While not happy about it, I would be willing to pay a bit more to stop Intel killing AMD's growth with predatory pricing before AMD hit the high 40% marketshare.

What I am most concerned about is the chance to make a mistake:

Intel due to their crazy marketshare and margins were over and over again able to afford tons (P4, Larrabee, Itanium, Atom contra revenue, telecoms (low end they are okay but with the billions the poured in they shouldn't have been happy to supplant just 3Com but really should be above Cisco and Juniper), McAfee, 4G/5G modems, etc.

AMD's two major blunders (overpaying for ATI and Bulldozer) nearly killed them.

In the P4 area, Intel were able to keep the P3 / Pentium M projects going eventually giving us Dual Core.

For a longer-term balanced market, AMD must have deep enough pockets to be able to afford a P4/Bulldozer but have a CAT type core as the backup plan.

As for ADL vs Zen3 Veneer efficiency. It is in very contrived circumstances - basically when ADL can boost well for ST performance of certain/most games. However, it does demonstrate that AMD cannot afford to not only make the Renoir APU follow-up a "budget" part. They have to offer a full-fat cache heavy monolith design too.

I think AMD actually made a mistake not keeping Bulldozer on the backburner with a small CPU design team keeping new versions ticking over. It was actually an OK CPU for cheap laptops compared to the Intel Atom dross at the time, and a testament to that was with Intel's Apollo Lake and Gemini Lake where AMD could keep recooking the same 28nm Bulldozer chip at boosted frequences to match. If they kept it going on older process nodes than Zen as a backup they would have something to fall back on if Zen went wrong. Similar to how the Pentium M was a mobile chip adopted as the basis for the Core 2 Duo.
 
I think AMD actually made a mistake not keeping Bulldozer on the backburner with a small CPU design team keeping new versions ticking over. It was actually an OK CPU for cheap laptops compared to the Intel Atom dross at the time, and a testament to that was with Intel's Apollo Lake and Gemini Lake where AMD could keep recooking the same 28nm Bulldozer chip at boosted frequences to match. If they kept it going on older process nodes than Zen as a backup they would have something to fall back on if Zen went wrong. Similar to how the Pentium M was a mobile chip adopted as the basis for the Core 2 Duo.
+1 to all that except I though it was the Cat team which should have been kept on!
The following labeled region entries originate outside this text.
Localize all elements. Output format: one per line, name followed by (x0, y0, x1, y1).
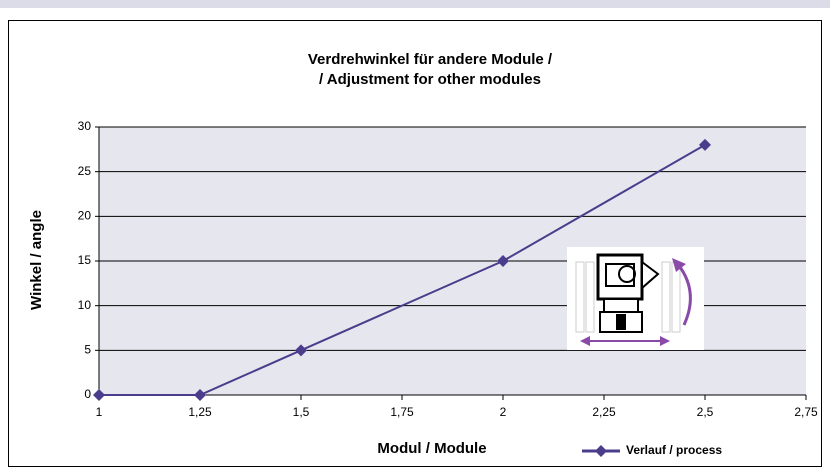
y-tick-label: 10 (78, 298, 92, 312)
y-tick-label: 25 (78, 164, 92, 178)
x-tick-label: 2,25 (592, 405, 616, 419)
module-icon (567, 247, 704, 350)
x-tick-label: 2,75 (794, 405, 818, 419)
x-tick-label: 2,5 (697, 405, 714, 419)
y-tick-label: 15 (78, 253, 92, 267)
chart-title: Verdrehwinkel für andere Module / (308, 51, 553, 68)
x-tick-label: 2 (500, 405, 507, 419)
x-tick-label: 1,25 (188, 405, 212, 419)
y-tick-label: 20 (78, 209, 92, 223)
x-tick-label: 1,75 (390, 405, 414, 419)
x-tick-label: 1 (96, 405, 103, 419)
x-axis-label: Modul / Module (377, 440, 486, 457)
top-band (0, 0, 830, 8)
chart-title: / Adjustment for other modules (319, 71, 541, 88)
page: Verdrehwinkel für andere Module / / Adju… (0, 0, 830, 467)
y-axis-label: Winkel / angle (28, 210, 45, 310)
y-tick-label: 5 (84, 343, 91, 357)
chart: Verdrehwinkel für andere Module / / Adju… (0, 0, 830, 467)
y-tick-label: 0 (84, 387, 91, 401)
y-tick-label: 30 (78, 119, 92, 133)
x-tick-label: 1,5 (293, 405, 310, 419)
legend-label: Verlauf / process (626, 443, 722, 457)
If AMD are going to follow Intel in copying ARM's big.LITTLE ideas, then it will probably be something like Zen2 cores + Zen 4/5 cores. Or basically Zen "Current" as the big, and Zen "last gen" as the little cores. A Zen2/3 hybrid might not make sense yet since the two cores aren't that noticeably different in size.
 
+1 to all that except I though it was the Cat team which should have been kept on!
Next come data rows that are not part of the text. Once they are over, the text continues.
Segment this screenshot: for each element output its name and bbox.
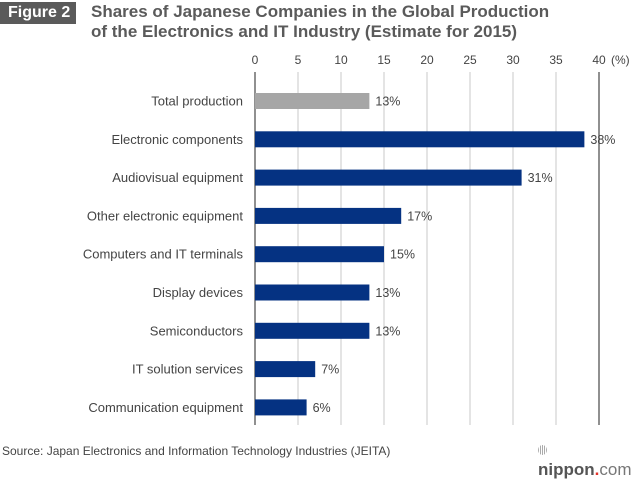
logo-globe-icon [538,445,547,455]
data-label: 13% [375,95,400,109]
data-label: 13% [375,286,400,300]
bar [255,93,370,109]
bar [255,361,316,378]
bar [255,284,370,301]
x-tick-label: 40 [592,53,606,67]
category-label: Semiconductors [150,323,244,338]
bar [255,322,370,339]
category-label: IT solution services [132,362,244,377]
category-label: Electronic components [111,132,243,147]
bar [255,131,585,148]
category-label: Communication equipment [88,400,243,415]
chart-title: Shares of Japanese Companies in the Glob… [91,2,549,42]
nippon-logo[interactable]: nippon.com [538,440,640,480]
figure-label: Figure 2 [0,2,77,24]
bar [255,207,402,224]
category-label: Audiovisual equipment [112,170,243,185]
x-tick-label: 0 [252,53,259,67]
x-tick-labels: 0 5 10 15 20 25 30 35 40 (%) [252,53,630,67]
data-label: 13% [375,324,400,338]
x-tick-label: 15 [377,53,391,67]
category-labels: Total production Electronic components Aud… [83,94,244,415]
x-tick-label: 5 [295,53,302,67]
x-tick-label: 25 [463,53,477,67]
data-label: 6% [313,401,331,415]
chart-title-line2: of the Electronics and IT Industry (Esti… [91,22,518,41]
bar [255,169,522,186]
category-label: Other electronic equipment [87,208,243,223]
data-labels: 13% 38% 31% 17% 15% 13% 13% 7% 6% [313,95,616,415]
data-label: 31% [528,171,553,185]
category-label: Computers and IT terminals [83,247,244,262]
x-tick-label: 20 [420,53,434,67]
x-axis-unit: (%) [611,53,630,67]
data-label: 38% [590,133,615,147]
category-label: Display devices [153,285,244,300]
category-label: Total production [151,94,243,109]
data-label: 15% [390,248,415,262]
data-label: 17% [407,209,432,223]
data-label: 7% [321,363,339,377]
bar [255,246,384,263]
x-tick-label: 30 [506,53,520,67]
chart-title-line1: Shares of Japanese Companies in the Glob… [91,2,550,21]
bar-chart: 0 5 10 15 20 25 30 35 40 (%) Total production Elec… [83,53,630,425]
bars [255,93,585,416]
x-tick-label: 35 [549,53,563,67]
bar [255,399,307,416]
x-tick-label: 10 [334,53,348,67]
source-note: Source: Japan Electronics and Informatio… [2,444,391,458]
If AMD are going to follow Intel in copying ARM's big.LITTLE ideas, then it will probably be something like Zen2 cores + Zen 4/5 cores. Or basically Zen "Current" as the big, and Zen "last gen" as the little cores. A Zen2/3 hybrid might not make sense yet since the two cores aren't that noticeably different in size.

Fair point about Bobcat which I'd forgotten about. AMD are really taking a big risk putting all their eggs in Zen though. We saw this with the Athlon 64 which reached its eventual conclusion with the Phenom II (though I think they should have stretched it further rather than going with Bulldozer and they probably wouldn't have reached disaster). AMD needs a backup CPU in case it all goes to hell and Intel makes a few big leaps, which they have managed in the past because of their size.